Ganze 96 Gedichte präsentiert uns Zieger. Dabei hält er sich an keine feste Form. Mal macht es den Eindruck als hätten seine Gedichte Verse, mal halt nicht. Auch Titel sind bei ihm kein Muss, auf die Großschreibung wird ganz verzichtet. So erreichen seine Gedichte auch mal die Länge von mehreren Seiten und mal nur von wenigen Sätzen. Strukturell lässt sich wohl noch hinzufügen, dass er seinen Band in zwei Teile gliedert. So teilen sich der erste Teil und der Band selbst den selben Titel. Der zweite Teil nennt sich „Rede an die Brennnessel“.
So nahm ich den Band in die Hand und las. Am Lesen selbst hat es nicht gehapert, ein Zugang jedoch war unmöglich. Sätze wie „kaum was zu tun Verhängnisse sind älter, sterben (?) (wieder sterben wollen)?“ hinterlassen bei weitem keine Leselust. Eher deprimieren sie… und nein, sie haben mich nicht emotional berührt.
Wie ich schon anmerkte, bin ich keine große Freundin „dieser Art“ von Lyrik (bzw. ist sie nicht meine Freundin) Und dieser Gedichtband zeigt mir einmal mehr warum. Ich als „Einsteigerin“ empfand Groll, da ich das Gefühl bekam, dass der Autor dem Leser erst gar keinen Zugang ermöglichen möchte. Vielleicht setzen seine Gedichte ein Vorwissen oder das Kennen seiner anderen Werke voraus. Ich persönlich erwarte jedoch von einem Künstler, der in der Theater- und Filmwelt gewirkt hat, dass er in der Lage ist, jedem Leser einen Zugang zu ermöglichen.
Eine weitere, vielleicht übergeordnete Frage ist: „Wer hat den Band zusammengestellt?“ Es fühlt sich lieblos an. Als haben die Gedichte schon ewig in der Schublade gelegen, welche nun einfach wahllos zusammengebunden wurden.

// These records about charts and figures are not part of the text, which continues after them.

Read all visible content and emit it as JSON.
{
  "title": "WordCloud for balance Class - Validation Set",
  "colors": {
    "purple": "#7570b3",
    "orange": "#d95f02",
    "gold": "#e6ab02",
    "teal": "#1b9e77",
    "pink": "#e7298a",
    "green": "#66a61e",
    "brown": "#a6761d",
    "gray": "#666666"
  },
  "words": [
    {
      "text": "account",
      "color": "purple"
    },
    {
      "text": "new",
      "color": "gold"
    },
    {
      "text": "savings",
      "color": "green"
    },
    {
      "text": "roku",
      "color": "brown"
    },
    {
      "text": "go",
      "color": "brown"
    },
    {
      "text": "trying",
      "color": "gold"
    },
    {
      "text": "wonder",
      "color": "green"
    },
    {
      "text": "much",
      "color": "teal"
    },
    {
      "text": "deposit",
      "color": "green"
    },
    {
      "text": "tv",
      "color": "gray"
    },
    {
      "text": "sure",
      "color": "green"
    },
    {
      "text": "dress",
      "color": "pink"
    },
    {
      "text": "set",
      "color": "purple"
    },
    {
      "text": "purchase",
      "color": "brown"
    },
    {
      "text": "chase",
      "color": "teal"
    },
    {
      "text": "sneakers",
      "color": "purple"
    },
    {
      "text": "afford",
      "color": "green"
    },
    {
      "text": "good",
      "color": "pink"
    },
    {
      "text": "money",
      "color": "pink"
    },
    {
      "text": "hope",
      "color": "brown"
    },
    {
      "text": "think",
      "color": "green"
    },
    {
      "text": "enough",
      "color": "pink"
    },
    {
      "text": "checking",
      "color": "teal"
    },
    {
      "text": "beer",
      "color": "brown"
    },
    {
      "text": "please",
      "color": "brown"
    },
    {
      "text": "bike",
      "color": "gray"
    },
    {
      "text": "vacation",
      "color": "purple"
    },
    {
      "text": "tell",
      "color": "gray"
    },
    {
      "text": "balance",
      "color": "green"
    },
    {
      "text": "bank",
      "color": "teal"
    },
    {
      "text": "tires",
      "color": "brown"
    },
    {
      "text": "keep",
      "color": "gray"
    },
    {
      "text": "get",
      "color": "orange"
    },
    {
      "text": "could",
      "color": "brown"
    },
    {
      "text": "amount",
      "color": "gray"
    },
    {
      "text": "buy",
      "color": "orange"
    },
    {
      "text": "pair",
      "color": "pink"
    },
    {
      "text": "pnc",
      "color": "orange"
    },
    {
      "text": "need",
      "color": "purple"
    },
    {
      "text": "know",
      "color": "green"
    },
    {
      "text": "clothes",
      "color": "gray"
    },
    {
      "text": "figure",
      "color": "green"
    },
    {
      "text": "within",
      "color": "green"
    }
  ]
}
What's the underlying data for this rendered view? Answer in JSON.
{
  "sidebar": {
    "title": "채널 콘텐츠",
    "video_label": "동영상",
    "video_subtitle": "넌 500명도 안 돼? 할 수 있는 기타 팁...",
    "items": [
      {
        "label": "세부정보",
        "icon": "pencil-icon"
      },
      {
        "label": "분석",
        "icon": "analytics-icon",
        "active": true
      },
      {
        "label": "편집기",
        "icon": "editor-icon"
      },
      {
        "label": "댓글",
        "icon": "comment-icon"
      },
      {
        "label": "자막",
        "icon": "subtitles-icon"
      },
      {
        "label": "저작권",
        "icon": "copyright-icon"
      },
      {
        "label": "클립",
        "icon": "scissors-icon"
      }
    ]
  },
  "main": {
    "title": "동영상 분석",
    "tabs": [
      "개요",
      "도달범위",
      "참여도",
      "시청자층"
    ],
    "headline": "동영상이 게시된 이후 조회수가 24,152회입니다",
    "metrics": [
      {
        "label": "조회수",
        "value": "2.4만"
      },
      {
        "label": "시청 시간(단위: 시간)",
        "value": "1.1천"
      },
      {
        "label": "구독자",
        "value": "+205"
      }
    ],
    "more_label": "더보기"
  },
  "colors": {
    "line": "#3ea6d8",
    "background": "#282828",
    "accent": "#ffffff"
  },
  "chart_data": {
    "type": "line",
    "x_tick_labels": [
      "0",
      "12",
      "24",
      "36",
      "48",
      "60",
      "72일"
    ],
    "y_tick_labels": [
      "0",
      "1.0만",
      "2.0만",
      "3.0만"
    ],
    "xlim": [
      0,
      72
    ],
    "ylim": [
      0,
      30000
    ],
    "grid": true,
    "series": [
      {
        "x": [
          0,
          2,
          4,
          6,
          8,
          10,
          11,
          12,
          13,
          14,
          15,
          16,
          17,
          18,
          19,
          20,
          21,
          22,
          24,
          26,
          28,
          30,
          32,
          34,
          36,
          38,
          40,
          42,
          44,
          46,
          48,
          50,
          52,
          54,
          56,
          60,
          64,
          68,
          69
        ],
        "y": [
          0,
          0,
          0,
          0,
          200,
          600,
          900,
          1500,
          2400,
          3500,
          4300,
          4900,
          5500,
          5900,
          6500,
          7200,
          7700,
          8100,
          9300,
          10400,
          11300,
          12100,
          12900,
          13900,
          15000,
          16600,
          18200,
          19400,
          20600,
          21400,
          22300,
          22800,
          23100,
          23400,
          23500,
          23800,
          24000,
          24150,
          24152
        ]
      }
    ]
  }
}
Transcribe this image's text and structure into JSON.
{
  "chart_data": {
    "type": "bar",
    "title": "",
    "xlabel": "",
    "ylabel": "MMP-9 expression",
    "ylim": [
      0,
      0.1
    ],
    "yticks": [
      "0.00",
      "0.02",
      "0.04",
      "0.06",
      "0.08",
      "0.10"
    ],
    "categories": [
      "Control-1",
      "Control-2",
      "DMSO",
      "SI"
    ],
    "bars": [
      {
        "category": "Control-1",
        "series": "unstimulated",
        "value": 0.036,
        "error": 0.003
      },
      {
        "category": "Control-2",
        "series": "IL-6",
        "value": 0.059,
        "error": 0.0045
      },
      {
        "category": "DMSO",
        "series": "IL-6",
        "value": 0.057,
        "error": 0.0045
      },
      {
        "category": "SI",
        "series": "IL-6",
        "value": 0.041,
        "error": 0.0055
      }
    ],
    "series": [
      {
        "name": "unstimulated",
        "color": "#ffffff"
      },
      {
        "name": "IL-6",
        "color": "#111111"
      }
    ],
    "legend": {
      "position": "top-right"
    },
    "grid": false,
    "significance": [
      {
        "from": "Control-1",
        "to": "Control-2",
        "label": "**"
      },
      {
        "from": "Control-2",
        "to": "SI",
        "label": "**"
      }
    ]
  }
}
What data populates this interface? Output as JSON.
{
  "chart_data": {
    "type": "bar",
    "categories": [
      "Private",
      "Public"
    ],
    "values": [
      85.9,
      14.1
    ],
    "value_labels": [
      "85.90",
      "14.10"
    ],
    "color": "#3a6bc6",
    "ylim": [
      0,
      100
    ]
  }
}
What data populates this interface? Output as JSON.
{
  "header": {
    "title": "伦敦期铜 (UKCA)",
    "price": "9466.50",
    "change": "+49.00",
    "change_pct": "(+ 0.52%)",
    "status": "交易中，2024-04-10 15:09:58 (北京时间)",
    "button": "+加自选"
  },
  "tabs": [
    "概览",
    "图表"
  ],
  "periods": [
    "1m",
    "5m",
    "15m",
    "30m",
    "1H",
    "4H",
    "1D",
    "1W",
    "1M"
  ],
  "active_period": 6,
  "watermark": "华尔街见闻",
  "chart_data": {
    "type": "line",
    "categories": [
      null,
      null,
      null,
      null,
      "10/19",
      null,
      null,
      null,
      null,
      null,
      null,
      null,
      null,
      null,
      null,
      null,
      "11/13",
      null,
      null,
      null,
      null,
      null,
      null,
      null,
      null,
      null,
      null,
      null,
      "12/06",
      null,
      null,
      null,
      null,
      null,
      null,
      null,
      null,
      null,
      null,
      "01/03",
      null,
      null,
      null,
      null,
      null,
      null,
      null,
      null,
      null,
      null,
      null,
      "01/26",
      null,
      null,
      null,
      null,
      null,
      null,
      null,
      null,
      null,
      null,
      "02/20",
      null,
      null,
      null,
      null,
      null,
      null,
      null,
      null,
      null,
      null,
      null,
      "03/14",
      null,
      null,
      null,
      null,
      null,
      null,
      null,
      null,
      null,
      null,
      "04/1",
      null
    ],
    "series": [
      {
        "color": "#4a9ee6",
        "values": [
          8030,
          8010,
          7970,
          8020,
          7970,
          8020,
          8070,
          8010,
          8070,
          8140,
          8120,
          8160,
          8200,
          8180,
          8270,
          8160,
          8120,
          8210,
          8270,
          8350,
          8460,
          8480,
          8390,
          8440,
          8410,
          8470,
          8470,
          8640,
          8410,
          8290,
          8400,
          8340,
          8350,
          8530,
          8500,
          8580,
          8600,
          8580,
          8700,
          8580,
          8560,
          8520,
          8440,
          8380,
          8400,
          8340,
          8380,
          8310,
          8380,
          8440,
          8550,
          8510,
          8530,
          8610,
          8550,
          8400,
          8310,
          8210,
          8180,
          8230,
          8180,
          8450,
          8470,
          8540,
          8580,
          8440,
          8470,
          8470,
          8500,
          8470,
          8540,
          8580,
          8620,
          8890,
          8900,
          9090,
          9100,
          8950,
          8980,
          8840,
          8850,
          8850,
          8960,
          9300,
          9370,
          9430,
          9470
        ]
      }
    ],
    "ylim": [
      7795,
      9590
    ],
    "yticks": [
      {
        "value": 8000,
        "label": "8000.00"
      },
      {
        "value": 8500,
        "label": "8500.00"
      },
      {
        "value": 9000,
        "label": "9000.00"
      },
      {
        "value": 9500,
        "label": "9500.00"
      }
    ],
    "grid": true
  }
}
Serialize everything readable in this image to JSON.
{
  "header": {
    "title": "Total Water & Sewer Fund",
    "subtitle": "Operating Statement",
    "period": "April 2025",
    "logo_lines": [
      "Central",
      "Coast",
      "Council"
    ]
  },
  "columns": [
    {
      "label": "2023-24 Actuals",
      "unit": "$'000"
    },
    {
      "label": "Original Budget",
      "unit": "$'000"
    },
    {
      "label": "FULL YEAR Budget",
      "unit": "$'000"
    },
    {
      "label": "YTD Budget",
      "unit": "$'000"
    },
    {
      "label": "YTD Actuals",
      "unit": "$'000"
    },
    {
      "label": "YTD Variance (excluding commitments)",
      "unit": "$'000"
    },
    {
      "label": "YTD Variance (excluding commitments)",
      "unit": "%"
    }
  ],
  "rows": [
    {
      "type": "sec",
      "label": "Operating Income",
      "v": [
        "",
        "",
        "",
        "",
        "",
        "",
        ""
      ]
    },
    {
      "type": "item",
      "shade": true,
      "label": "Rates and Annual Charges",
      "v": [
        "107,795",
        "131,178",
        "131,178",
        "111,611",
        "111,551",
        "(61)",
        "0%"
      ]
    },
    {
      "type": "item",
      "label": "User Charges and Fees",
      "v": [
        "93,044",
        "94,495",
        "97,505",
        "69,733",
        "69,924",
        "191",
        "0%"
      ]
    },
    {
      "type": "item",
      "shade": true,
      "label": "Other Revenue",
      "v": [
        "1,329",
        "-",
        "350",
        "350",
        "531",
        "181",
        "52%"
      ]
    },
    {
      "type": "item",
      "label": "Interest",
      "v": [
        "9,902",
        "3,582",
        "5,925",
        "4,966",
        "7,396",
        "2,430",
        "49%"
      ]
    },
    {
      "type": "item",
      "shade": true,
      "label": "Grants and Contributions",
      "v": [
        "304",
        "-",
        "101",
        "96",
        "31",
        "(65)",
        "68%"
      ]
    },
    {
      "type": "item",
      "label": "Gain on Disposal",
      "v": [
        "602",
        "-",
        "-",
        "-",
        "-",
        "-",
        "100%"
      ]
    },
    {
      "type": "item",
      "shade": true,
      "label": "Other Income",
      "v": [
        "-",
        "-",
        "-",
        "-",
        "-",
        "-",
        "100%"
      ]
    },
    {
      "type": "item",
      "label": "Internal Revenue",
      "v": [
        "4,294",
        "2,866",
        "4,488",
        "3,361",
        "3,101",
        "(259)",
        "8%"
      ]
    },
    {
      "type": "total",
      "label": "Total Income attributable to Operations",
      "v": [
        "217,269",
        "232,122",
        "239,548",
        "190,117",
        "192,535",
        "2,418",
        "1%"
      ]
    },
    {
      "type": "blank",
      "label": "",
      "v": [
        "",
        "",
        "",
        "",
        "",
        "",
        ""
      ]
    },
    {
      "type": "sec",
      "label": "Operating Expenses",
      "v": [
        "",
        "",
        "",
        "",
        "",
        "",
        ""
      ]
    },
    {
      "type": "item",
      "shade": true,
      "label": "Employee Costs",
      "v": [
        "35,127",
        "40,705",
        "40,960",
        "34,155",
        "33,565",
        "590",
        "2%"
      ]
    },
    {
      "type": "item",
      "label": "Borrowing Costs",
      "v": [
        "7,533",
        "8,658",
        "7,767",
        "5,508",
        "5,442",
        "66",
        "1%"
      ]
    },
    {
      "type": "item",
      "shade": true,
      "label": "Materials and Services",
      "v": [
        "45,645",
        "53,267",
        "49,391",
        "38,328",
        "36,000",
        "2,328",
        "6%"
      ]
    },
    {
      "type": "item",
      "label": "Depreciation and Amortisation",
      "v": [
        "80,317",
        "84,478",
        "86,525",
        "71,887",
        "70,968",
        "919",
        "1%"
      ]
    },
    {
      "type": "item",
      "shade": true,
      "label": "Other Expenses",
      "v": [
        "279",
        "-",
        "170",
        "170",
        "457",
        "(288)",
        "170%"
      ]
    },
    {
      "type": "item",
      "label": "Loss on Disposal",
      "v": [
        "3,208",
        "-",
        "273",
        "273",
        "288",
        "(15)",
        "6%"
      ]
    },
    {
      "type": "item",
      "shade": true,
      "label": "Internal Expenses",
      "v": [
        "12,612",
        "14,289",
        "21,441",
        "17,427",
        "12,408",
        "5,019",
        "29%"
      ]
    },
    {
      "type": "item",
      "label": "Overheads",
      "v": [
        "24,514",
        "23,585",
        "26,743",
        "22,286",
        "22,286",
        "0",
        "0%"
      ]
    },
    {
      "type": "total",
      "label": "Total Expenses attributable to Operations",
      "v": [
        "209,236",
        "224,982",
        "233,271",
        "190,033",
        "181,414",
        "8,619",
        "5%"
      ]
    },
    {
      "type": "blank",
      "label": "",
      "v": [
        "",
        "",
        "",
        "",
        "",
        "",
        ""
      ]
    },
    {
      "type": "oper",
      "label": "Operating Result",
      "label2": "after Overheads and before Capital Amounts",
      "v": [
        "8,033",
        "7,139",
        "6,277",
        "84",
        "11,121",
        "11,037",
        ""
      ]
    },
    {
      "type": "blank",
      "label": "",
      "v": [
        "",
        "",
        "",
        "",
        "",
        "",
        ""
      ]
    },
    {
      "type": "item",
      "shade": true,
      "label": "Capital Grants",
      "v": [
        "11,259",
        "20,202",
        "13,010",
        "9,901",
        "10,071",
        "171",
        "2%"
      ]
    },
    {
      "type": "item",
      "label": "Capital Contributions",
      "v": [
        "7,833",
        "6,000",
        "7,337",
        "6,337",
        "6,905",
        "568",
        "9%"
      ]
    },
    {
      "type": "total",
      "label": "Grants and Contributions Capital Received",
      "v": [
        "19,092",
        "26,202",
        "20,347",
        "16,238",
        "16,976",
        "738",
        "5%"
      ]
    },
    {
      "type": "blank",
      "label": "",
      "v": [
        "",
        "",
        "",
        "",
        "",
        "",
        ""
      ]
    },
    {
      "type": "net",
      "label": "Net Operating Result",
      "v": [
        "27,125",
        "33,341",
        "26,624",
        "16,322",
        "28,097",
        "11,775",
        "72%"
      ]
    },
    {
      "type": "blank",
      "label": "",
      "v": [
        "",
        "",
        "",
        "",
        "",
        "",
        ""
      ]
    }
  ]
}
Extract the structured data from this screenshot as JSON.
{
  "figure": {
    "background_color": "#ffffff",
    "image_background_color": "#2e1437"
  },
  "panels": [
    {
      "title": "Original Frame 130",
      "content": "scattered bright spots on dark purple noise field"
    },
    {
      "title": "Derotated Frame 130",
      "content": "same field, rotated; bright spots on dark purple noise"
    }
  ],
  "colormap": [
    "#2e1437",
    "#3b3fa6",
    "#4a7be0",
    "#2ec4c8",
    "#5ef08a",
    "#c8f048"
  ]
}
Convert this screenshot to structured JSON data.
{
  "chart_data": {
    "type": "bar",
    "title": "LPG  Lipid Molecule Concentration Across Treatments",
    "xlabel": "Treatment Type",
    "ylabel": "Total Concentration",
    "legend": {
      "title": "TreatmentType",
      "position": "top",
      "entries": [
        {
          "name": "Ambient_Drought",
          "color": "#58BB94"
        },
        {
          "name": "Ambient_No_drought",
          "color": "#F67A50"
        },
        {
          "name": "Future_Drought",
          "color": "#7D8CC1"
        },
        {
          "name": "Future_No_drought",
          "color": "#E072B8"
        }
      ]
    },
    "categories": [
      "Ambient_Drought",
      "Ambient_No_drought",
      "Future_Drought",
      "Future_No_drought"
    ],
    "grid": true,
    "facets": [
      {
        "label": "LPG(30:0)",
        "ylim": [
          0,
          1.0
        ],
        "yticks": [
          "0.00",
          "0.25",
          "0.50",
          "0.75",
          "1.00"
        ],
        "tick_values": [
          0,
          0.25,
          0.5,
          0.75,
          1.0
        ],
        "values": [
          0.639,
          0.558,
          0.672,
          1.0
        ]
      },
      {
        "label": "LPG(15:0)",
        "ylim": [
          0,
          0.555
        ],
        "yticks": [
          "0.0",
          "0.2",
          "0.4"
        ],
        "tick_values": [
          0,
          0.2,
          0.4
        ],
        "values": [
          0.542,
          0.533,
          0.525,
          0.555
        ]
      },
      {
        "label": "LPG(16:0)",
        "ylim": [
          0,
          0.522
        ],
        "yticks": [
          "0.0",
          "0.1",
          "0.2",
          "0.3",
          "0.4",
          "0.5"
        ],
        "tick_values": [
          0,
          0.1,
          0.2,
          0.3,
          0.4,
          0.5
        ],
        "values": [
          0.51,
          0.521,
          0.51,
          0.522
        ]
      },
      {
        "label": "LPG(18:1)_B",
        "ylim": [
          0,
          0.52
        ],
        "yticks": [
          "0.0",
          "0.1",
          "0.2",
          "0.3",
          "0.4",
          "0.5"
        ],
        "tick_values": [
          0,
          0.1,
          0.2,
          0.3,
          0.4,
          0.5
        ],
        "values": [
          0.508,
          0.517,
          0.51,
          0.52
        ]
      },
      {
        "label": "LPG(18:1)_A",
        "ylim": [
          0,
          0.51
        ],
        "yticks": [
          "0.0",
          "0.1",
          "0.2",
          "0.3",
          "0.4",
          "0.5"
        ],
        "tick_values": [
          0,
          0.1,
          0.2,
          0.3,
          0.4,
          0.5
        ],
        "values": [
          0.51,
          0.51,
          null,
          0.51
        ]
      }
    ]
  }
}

Nun wage ich mich mal an eine Beschreibung des Themas. Da würde ich die Einsamkeit nennen, welche sich schon auf dem Titelblatt finden lässt. Das Bild der Holzhütte auf dem gemähten Feld, steht da schon sehr einsam. Auch der Titel, gibt den Eindruck wieder als hätte sich der Autor verkrochen. Ob er in „Rede in die Brennnessel“ nun aus seinem Versteck wieder heraus kriecht, wird mir nicht klar.
Mit der Erkenntnis, beginne ich nun wieder zu lesen. Und? Nein wieder nichts, mal wieder ist es für mich nur eine Aneinanderreihung von Wörtern, welche in den Sätzen genauso einsam da stehen wie die Hütte auf dem Feld.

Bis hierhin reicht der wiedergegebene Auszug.